あらゆる場所でアメリカの弱体化が見られるが、ヨーロッパと日本ではそうではない。

帝国システムの後退の影響の1つは、アメリカが当初の保護国に対する支配を強めることだからだ。

アメリカの体制が縮小するにつれて、保護国(ここではヨーロッパ全体を含む)の地元エリートに対する重圧はますます大きくなっている。

最初に国家の自主性を失うのは、イギリス人とオーストラリア人である(あるいはすでに失っている)。

インターネットは、アングロスフィアにおけるアメリカとの人的交流を強烈なものにし、その学術的、メディア的、芸術的エリートは、いわば併合されたようなものだ。

ヨーロッパ大陸では、私たちは自国の言葉によってある程度保護されているが、自治権の低下は相当なもので、しかも急速に進んでいる。

イラク戦争のとき、シラク、シュレーダー、プーチンが共同で反戦記者会見を行ったことを思い出そう。

そして、技術や教育の重要性を強調する。

「米国は現在、ロシアの2倍の人口(学生の年齢層では2.2倍)。

しかし、米国では工学を学ぶ人は7%に過ぎないが、ロシアでは25%である。

つまり、2.2倍少ない人数で、ロシアは30%多くエンジニアを養成していることになる。

アメリカはその差を留学生で埋めているが、インド人が中心で、さらに中国人も多い。

これでは安心できないし、すでに減っている。アメリカ経済のジレンマである。

中国の熟練労働者を輸入することでしか、中国との競争に立ち向かえないのだ。」

戦争の思想的・文化的側面について。

「ロシア下院が「LGBTプロパガンダ」に関するさらに抑圧的な法案を可決したのを見ると、我々は優越感に浸ることができる。

それは普通の西洋人として感じることができる。しかし、地政学的な観点から、ソフトパワーで考えると、それは間違いである。

地球上の75%では、親族組織は父系であり、ロシアの姿勢に強い理解を感じることができる。

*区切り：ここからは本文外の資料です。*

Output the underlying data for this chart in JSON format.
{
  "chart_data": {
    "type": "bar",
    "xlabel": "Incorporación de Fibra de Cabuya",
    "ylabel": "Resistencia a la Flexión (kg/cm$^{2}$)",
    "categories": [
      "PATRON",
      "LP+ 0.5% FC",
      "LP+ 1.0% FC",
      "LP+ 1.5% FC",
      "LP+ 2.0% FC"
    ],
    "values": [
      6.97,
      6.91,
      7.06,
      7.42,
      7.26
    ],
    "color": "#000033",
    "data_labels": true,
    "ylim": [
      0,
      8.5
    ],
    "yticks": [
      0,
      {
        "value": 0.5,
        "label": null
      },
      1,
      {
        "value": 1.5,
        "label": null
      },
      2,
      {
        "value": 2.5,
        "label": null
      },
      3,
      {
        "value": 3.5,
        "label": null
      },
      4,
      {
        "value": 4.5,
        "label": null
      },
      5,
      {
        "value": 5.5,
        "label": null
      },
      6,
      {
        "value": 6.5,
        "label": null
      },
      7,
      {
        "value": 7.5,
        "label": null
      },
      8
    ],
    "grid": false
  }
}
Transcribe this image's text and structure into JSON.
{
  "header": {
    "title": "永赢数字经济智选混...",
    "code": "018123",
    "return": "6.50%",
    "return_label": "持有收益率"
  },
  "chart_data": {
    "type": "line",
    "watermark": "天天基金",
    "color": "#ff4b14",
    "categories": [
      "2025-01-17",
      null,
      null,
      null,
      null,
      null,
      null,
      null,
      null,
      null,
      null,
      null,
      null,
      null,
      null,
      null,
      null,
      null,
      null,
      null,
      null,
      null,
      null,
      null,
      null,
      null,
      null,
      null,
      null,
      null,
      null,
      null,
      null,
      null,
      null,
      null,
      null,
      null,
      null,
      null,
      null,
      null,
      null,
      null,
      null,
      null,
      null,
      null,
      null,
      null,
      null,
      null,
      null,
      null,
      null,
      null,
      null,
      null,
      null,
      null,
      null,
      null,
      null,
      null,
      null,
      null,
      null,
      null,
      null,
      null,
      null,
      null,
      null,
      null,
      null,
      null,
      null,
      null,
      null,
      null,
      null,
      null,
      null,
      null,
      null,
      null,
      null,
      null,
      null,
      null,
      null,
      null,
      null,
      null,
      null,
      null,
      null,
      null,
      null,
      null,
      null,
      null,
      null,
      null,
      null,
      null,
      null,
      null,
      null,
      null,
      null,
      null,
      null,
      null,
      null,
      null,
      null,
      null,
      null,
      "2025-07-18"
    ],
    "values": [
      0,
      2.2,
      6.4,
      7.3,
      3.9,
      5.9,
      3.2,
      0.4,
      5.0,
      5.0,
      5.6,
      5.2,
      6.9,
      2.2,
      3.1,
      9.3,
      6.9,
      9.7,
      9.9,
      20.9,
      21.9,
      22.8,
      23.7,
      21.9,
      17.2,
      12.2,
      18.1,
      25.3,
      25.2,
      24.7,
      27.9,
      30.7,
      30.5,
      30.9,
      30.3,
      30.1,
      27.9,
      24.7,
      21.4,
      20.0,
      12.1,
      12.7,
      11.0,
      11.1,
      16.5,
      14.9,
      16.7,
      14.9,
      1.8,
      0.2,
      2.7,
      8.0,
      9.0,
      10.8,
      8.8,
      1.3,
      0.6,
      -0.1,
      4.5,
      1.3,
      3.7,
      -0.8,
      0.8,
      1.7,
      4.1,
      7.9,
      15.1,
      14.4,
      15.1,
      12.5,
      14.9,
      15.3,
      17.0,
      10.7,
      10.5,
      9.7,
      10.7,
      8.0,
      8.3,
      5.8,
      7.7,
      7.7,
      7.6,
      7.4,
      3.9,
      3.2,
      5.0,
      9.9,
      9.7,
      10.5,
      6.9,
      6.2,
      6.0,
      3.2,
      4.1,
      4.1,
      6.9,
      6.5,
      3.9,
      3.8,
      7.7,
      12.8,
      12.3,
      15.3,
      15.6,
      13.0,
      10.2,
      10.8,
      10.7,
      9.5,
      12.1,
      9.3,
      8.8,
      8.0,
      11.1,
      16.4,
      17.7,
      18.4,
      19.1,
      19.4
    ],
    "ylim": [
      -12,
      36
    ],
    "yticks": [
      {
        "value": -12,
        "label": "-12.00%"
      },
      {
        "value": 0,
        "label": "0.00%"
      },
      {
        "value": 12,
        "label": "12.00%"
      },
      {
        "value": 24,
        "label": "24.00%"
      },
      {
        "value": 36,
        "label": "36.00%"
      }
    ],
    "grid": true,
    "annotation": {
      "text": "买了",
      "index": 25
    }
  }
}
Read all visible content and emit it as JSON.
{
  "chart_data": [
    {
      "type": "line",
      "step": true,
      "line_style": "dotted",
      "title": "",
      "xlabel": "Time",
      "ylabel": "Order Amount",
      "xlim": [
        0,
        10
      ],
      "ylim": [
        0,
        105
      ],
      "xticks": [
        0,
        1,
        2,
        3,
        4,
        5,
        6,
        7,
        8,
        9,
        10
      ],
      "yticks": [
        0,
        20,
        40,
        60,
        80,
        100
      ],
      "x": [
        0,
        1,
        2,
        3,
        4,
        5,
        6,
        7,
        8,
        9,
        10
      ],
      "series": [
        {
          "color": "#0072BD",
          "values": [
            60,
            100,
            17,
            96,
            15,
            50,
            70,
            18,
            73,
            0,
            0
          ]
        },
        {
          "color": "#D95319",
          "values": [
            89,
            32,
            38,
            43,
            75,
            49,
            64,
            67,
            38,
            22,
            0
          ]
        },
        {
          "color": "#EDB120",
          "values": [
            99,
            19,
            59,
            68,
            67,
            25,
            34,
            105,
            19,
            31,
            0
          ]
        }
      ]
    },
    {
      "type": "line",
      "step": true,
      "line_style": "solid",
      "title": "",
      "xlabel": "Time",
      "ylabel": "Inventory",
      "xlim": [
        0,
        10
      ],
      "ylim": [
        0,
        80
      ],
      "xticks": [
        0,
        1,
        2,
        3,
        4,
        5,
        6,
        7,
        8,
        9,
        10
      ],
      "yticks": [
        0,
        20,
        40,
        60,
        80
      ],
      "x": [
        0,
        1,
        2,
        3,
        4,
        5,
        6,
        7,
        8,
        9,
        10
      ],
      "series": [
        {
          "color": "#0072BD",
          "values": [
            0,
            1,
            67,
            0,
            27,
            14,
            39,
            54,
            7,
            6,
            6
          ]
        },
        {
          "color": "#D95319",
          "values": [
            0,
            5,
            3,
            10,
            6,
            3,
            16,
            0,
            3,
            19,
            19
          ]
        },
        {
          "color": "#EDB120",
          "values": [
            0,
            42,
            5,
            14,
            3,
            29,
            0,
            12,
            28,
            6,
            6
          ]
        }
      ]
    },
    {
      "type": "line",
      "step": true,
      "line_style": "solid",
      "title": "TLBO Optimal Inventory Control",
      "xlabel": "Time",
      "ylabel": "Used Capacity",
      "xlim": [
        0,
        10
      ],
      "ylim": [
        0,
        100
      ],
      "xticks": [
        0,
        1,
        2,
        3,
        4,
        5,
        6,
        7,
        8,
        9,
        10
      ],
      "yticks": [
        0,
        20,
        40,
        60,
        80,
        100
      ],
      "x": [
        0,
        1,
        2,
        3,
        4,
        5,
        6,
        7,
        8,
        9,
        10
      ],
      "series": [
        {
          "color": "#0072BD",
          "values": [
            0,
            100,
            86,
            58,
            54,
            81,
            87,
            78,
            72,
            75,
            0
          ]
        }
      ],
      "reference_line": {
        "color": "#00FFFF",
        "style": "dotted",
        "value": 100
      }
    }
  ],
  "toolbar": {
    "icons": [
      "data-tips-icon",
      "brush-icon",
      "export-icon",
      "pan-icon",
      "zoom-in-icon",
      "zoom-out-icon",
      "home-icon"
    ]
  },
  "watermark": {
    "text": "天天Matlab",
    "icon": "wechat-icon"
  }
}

非西洋の集合体にとって、ロシアは心強い道徳的保守主義を肯定している

のである。」

彼は続ける :

「ソ連はある種のソフトパワーを持っていたが、共産主義は基本的にその無神論によってイスラム世界全体を恐怖に陥れ、インドでは西ベンガル州とケーララ州以外では特に何も触発されなかった。」

しかし、今日、自らを大国の典型として位置づけ直したロシアは、反植民地主義的であるだけでなく、父系的で伝統的な風俗を保守しており、さらに誘惑することができるのだ。

例えば、プーチンのロシアは道徳的に保守的になり、サウジアラビアに同調するようになったのは明らかだ。

彼らは、トランスジェンダーの女性が女性用トイレに入ることをめぐるアメリカの議論に少々難色を示しているのは確かだろう。

欧米のメディアは悲劇的なほど面白い。

「ロシアは孤立している、ロシアは孤立している」

と言い続けるのだ。

しかし、国連での投票を見ると、世界の75%が欧米に従わないことがわかり、そうなると、とても小さく見えてしまう。

人類学者がこの、西洋とそれ以外の間の溝を読み解くと、西洋の国々はしばしば核家族構造で、二者間親族制度、つまり子供の社会的地位を定義する上で男性と女性の親族関係が同等であることがわかる。

それ以外では、アフロ・ユーロ・アジアの大衆の大部分は、共同体や父系家族組織を見出すことができる。

そして、この対立は、我々のメディアによって政治的価値観の対立として説明されているが、より深いレベルでは人類学的価値観の対立であることがわかる。

この対立を危険なものにしているのは、この分裂の無意識的な側面とこの深さなのである。

さあ。彼はすべてにおいて正しいのだろうか❓

しかし、エマニュエル・トッドは、フランスのメディアでよく見られる、予測可能な悪口とは全く異なる分析をする、非常にユニークで興味深い思想家であることは確かだ。